Chinese physical and futures steel prices have continued sliding on weak demand and overproduction. Reports that Sinosteel could default on a payment this Tuesday did nothing to calm the market despite the fact that a default is actually unlikely, Kallanish notes.

The January 2016 rebar contract on the Shanghai Futures Exchange closed down CNY 5/tonne at CNY 1,830/t ($289/t), while the same contract for hot rolled coil closed down CNY 8/t at CNY 1,870/t.

Physical prices have also continued to trend downwards. Spot 20mm HRB400 rebar prices in Shanghai were down around CNY 35/t over the week at CNY 1,900-1,940/t on Friday, while 5.5mm Q235B HRC was down just CNY 10/t at CNY 1,870-1,900/t.

Reports that Hong Kong-based Sinosteel Trading Company could default on a CNY 2 billion payment on Tuesday appear to be exaggerated. The debt actually matures in 2017 but holder have put options to sell the debt to parent Sinosteel Corporation on 20 October. The state-owned trading house has reportedly written to bondholders urging them not to exercise their put options.

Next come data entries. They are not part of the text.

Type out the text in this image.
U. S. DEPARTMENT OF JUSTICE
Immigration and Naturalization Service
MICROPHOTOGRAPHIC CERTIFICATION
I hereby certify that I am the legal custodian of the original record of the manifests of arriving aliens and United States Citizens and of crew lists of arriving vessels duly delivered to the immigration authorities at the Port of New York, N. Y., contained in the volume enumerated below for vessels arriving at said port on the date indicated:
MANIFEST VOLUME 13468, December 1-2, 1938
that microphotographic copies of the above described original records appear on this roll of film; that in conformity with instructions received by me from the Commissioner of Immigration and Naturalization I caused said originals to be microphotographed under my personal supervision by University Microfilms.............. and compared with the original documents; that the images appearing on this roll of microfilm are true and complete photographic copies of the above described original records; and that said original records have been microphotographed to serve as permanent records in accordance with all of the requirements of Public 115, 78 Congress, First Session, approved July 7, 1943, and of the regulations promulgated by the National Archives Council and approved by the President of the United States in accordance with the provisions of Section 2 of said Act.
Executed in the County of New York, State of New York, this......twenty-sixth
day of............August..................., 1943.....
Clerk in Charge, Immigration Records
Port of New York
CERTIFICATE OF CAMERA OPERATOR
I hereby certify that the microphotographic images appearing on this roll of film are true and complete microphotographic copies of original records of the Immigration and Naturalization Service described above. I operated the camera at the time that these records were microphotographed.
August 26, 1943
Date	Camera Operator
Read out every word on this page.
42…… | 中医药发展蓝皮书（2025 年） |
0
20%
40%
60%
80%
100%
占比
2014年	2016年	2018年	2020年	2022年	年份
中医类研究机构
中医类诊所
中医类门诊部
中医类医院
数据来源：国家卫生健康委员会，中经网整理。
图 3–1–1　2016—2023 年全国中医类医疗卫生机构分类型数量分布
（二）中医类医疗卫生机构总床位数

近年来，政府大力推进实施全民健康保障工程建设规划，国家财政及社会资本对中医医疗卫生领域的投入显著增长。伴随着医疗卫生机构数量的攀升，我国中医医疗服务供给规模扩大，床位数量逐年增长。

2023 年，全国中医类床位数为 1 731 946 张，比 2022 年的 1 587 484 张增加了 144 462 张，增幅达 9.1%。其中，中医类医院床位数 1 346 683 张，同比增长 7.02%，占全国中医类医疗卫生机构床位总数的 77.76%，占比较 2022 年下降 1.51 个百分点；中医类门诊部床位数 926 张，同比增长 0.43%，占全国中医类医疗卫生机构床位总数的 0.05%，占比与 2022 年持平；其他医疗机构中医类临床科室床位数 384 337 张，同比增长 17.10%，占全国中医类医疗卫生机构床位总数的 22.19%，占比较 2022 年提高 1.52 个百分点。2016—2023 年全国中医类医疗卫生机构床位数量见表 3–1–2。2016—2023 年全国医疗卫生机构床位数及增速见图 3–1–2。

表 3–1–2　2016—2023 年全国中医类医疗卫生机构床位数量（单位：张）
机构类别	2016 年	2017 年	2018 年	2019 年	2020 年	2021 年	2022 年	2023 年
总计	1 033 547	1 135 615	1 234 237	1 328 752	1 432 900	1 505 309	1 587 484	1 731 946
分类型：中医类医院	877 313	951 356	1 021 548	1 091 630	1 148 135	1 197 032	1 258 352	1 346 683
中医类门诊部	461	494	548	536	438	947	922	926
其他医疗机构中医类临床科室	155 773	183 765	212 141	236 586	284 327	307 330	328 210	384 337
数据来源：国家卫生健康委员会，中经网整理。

Sinosteel itself has long been the centre of reports of deferred payments and other financial problems. A resolution has so far always been found before the company come to crisis. As a centrally state-owned enterprise, Sinosteel is an enactor of policy as well as a commercial enterprise. It has been involved in a number of politically-motivated investments, including in Kazakhstan this year. It is also planning to buy Pakistan Steel Mills despite that steelworks perennial problems.

Beijing has been more willing to allow defaults to weed out weak Chinese companies. However, it is a big leap from that to assuming it will allow a default at a strategic centrally-owned company.